那人慘叫一聲,口噴鮮血,已經倒飛了出去,蕭布衣連殺兩人,厲喝一聲,長刀兜頭斬了過去。莫古德還來得及抓住地上的長矛,橫在頭頂,只是能否架住全沒有把握。
陡然間手上一輕,長矛已然脫手飛出,蕭布衣雷霆一擊已經化作繞指之柔,借力挑飛莫古德的長矛,長刀輕輕的架在他的脖頸之上,沉聲道:「讓他們放下兵刃,我可以饒你不死。」
蕭布衣如天神殺到,長箭似電,刀法如神,出手擒住莫古德後,所有的兵士都是難以相信眼前發生的一切,只以為此人非人,不然怎麼有如此的神通!

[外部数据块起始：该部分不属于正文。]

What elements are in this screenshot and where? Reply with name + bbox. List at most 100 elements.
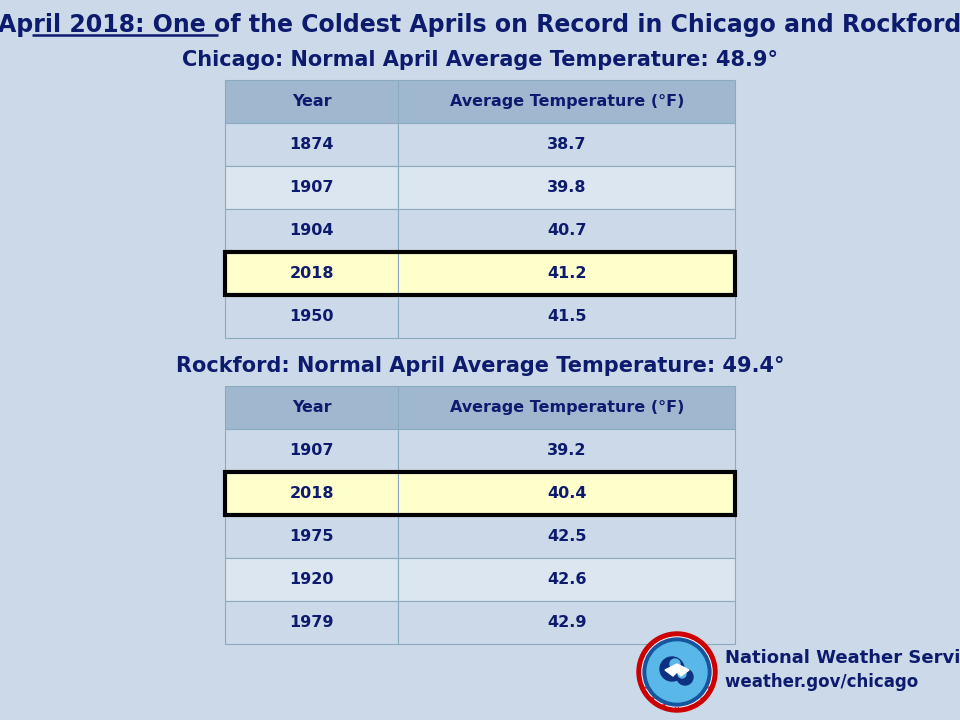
Circle shape xyxy=(685,634,687,636)
Text: A: A xyxy=(694,637,700,644)
Text: A: A xyxy=(645,644,652,650)
Text: R: R xyxy=(660,703,666,710)
Polygon shape xyxy=(665,664,689,676)
Text: N: N xyxy=(639,653,646,660)
Circle shape xyxy=(639,661,641,663)
Text: 1979: 1979 xyxy=(290,615,334,630)
Circle shape xyxy=(649,698,651,700)
Circle shape xyxy=(657,704,659,706)
Text: 1920: 1920 xyxy=(290,572,334,587)
Circle shape xyxy=(712,661,714,663)
Bar xyxy=(225,472,398,515)
Text: National Weather Service  Chicago: National Weather Service Chicago xyxy=(725,649,960,667)
Bar xyxy=(398,515,735,558)
Bar xyxy=(398,295,735,338)
Bar xyxy=(225,166,398,209)
Text: E: E xyxy=(648,696,655,702)
Text: 1950: 1950 xyxy=(290,309,334,324)
Circle shape xyxy=(639,681,641,683)
Circle shape xyxy=(676,709,678,711)
Bar xyxy=(398,123,735,166)
Circle shape xyxy=(703,644,705,646)
Text: Average Temperature (°F): Average Temperature (°F) xyxy=(449,94,684,109)
Circle shape xyxy=(678,670,686,678)
Text: 1907: 1907 xyxy=(290,443,334,458)
Bar xyxy=(398,80,735,123)
Text: N: N xyxy=(684,633,690,639)
Text: 2018: 2018 xyxy=(290,266,334,281)
Bar xyxy=(398,386,735,429)
Text: 38.7: 38.7 xyxy=(547,137,587,152)
Text: 39.2: 39.2 xyxy=(547,443,587,458)
Bar xyxy=(225,252,398,295)
Bar xyxy=(225,601,398,644)
Circle shape xyxy=(708,652,711,654)
Text: 41.2: 41.2 xyxy=(547,266,587,281)
Text: 40.4: 40.4 xyxy=(547,486,587,501)
Bar xyxy=(225,558,398,601)
Text: Chicago: Normal April Average Temperature: 48.9°: Chicago: Normal April Average Temperatur… xyxy=(182,50,778,70)
Bar xyxy=(225,295,398,338)
Bar xyxy=(398,252,735,295)
Text: T: T xyxy=(654,637,660,644)
Text: C: C xyxy=(700,696,706,703)
Bar xyxy=(398,558,735,601)
Text: 1975: 1975 xyxy=(290,529,334,544)
Text: 1874: 1874 xyxy=(290,137,334,152)
Text: Rockford: Normal April Average Temperature: 49.4°: Rockford: Normal April Average Temperatu… xyxy=(176,356,784,376)
Circle shape xyxy=(649,644,651,646)
Circle shape xyxy=(643,652,645,654)
Text: 39.8: 39.8 xyxy=(547,180,587,195)
Text: E: E xyxy=(708,685,714,690)
Circle shape xyxy=(660,657,684,681)
Bar xyxy=(225,209,398,252)
Bar xyxy=(225,123,398,166)
Circle shape xyxy=(666,634,668,636)
Text: 42.5: 42.5 xyxy=(547,529,587,544)
Text: O: O xyxy=(675,632,679,637)
Bar xyxy=(225,515,398,558)
Bar xyxy=(398,601,735,644)
Circle shape xyxy=(676,633,678,635)
Circle shape xyxy=(638,671,640,673)
Text: weather.gov/chicago        May 1, 2018: weather.gov/chicago May 1, 2018 xyxy=(725,673,960,691)
Text: 42.9: 42.9 xyxy=(547,615,587,630)
Bar xyxy=(398,209,735,252)
Text: Year: Year xyxy=(292,94,331,109)
Text: 41.5: 41.5 xyxy=(547,309,587,324)
Text: Year: Year xyxy=(292,400,331,415)
Circle shape xyxy=(695,638,697,640)
Text: L: L xyxy=(702,644,708,650)
Bar xyxy=(225,80,398,123)
Bar xyxy=(225,252,735,295)
Circle shape xyxy=(695,704,697,706)
Bar xyxy=(398,472,735,515)
Circle shape xyxy=(685,708,687,710)
Bar xyxy=(225,429,398,472)
Bar xyxy=(398,429,735,472)
Text: V: V xyxy=(675,707,679,712)
Bar xyxy=(225,472,735,515)
Text: April 2018: One of the Coldest Aprils on Record in Chicago and Rockford: April 2018: One of the Coldest Aprils on… xyxy=(0,13,960,37)
Bar xyxy=(225,386,398,429)
Circle shape xyxy=(677,669,693,685)
Circle shape xyxy=(657,638,659,640)
Circle shape xyxy=(642,637,712,707)
Circle shape xyxy=(712,681,714,683)
Circle shape xyxy=(708,690,711,692)
Text: 1904: 1904 xyxy=(290,223,334,238)
Circle shape xyxy=(643,638,711,706)
Text: 2018: 2018 xyxy=(290,486,334,501)
Circle shape xyxy=(647,642,707,702)
Circle shape xyxy=(703,698,705,700)
Circle shape xyxy=(637,632,717,712)
Circle shape xyxy=(670,659,680,669)
Text: 42.6: 42.6 xyxy=(547,572,587,587)
Bar xyxy=(398,166,735,209)
Circle shape xyxy=(666,708,668,710)
Text: I: I xyxy=(665,634,668,639)
Text: S: S xyxy=(640,685,646,690)
Text: 1907: 1907 xyxy=(290,180,334,195)
Text: Average Temperature (°F): Average Temperature (°F) xyxy=(449,400,684,415)
Circle shape xyxy=(714,671,716,673)
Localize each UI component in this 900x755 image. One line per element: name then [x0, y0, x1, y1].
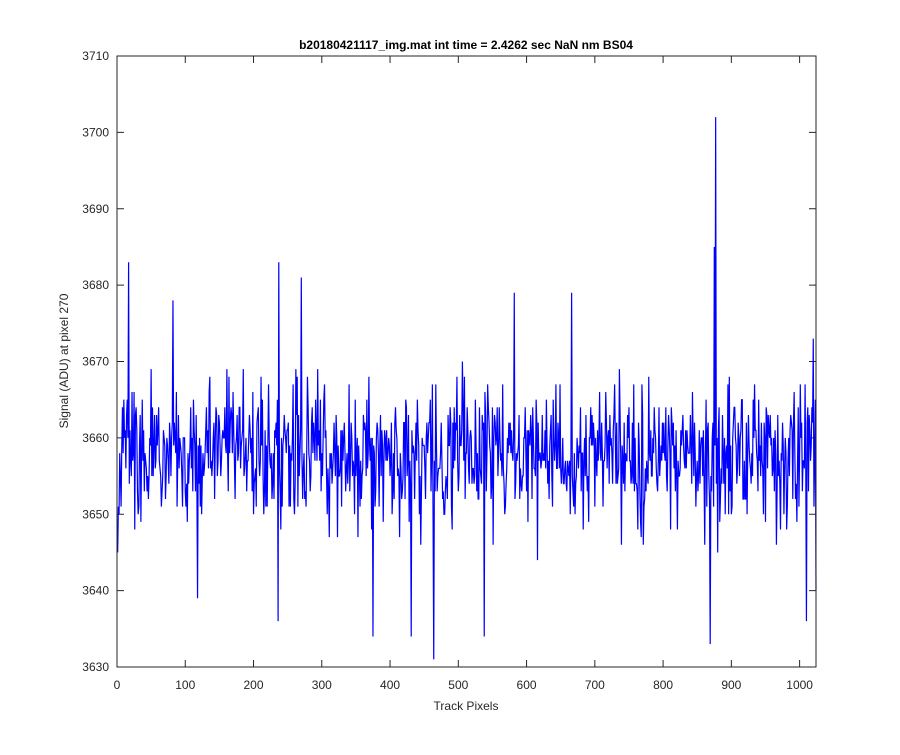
x-tick-label: 600 [517, 678, 537, 692]
chart-title: b20180421117_img.mat int time = 2.4262 s… [299, 38, 633, 52]
x-tick-label: 200 [244, 678, 264, 692]
x-tick-label: 500 [448, 678, 468, 692]
y-tick-label: 3650 [82, 507, 109, 521]
x-tick-label: 1000 [786, 678, 813, 692]
x-tick-label: 700 [585, 678, 605, 692]
y-tick-label: 3710 [82, 49, 109, 63]
y-tick-label: 3680 [82, 278, 109, 292]
y-tick-label: 3630 [82, 660, 109, 674]
x-tick-label: 900 [721, 678, 741, 692]
y-tick-label: 3640 [82, 584, 109, 598]
plot-frame [116, 55, 817, 668]
tick-labels: 0 100 200 300 400 500 600 700 800 900 1000 3630 3640… [82, 49, 813, 692]
x-tick-label: 0 [114, 678, 121, 692]
x-tick-label: 400 [380, 678, 400, 692]
x-tick-label: 100 [175, 678, 195, 692]
x-tick-label: 800 [653, 678, 673, 692]
y-tick-label: 3700 [82, 125, 109, 139]
x-axis-label: Track Pixels [434, 699, 499, 713]
y-tick-label: 3660 [82, 431, 109, 445]
y-tick-label: 3690 [82, 202, 109, 216]
y-tick-label: 3670 [82, 355, 109, 369]
signal-series-line [117, 117, 817, 660]
x-tick-label: 300 [312, 678, 332, 692]
series-layer [117, 117, 817, 660]
plot-area [117, 56, 816, 667]
y-axis-label: Signal (ADU) at pixel 270 [57, 293, 71, 428]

兵刃弓箭雖然在手,兵士們卻都沒有了出手的勇氣,心中凜然。剎那間,草原上萬馬齊喑,鴉雀無聲,只餘風吹草動,還有蕭布衣長刀上的那抹陽光一照,驅不散冷意的刻骨之寒!
一百節憑君莫話封侯事
布衣刀光泛寒,千餘名兵士前如入無人之境!
他長刀一橫,雖在千人長弓所指之下,卻是沉穩凝重,沒有絲毫慌亂。
莫古德沒有蕭布衣的沉穩,臉上已經露出了驚恐之色,他肩頭中箭,狼狽不堪,雖在千軍之中,卻是感覺赤裸裸的一人立在狂風怒號的草原之中,面對著兇殘至極的洪荒怪獸。他是個勇士,也自詡為英雄,可是面對蕭布衣的那一刻,他居然興不起抵抗的念頭。
「可敦知你為情所困,她向來寬宏大量,善待族落牧人,你若幡然醒悟,可敦多半會從輕處理。」蕭布衣不知道這個莫古德能否聽懂自己說的話,一把拉起了莫古德,單刀架在他的脖頸,緩步向土山的方向走去。
他表面沉靜,內心卻多少有些焦慮,他不知道莫古德在手下心目中有多高的地位。莫古德被擒,若是有一人騷動,難免一發不可收拾,他初始只以殺死莫古德為目的,可是仔細一想,倒覺得擒下更有用途,當然風險更大。
殺莫古德現在已經易如反掌,他需要考慮的是如果殺了莫古德,敵軍同仇敵愾,反倒不美。
一兵士突然怒吼一聲,一矛向蕭布衣刺了過來。莫古德被蕭布衣擒住,他們不敢放箭,只想讓蕭布衣放手。蕭布衣感覺身旁勁風一陣,眉頭微皺,才要殺敵立威。沒有想到呼的一聲響,戮來那人已經怪叫連連,張牙舞爪的向空中飛去。
一人長矛出手。其餘人正要蠢蠢欲動。突然發現蕭布衣身邊多了一個大鬍子,伸手抓住了來襲那人的長矛,只是一揮。那人就飛到天上。大鬍子搶過長矛,輕描淡寫地揮了出去,‘嗤’地一聲響,破空之聲急勁,長矛有如弩箭般怒射而出,那人跌到地上。不待翻滾,一矛已經刺在他的兩腿之間,隔著衣服把他釘在了地上。
那人驚駭的差點吃下了舌頭,張大了嘴巴,無聲無息。長矛只要高出一分,他這輩子只能入宮服侍皇上去,大鬍子這招先聲奪人,眾兵士本來有所騷動。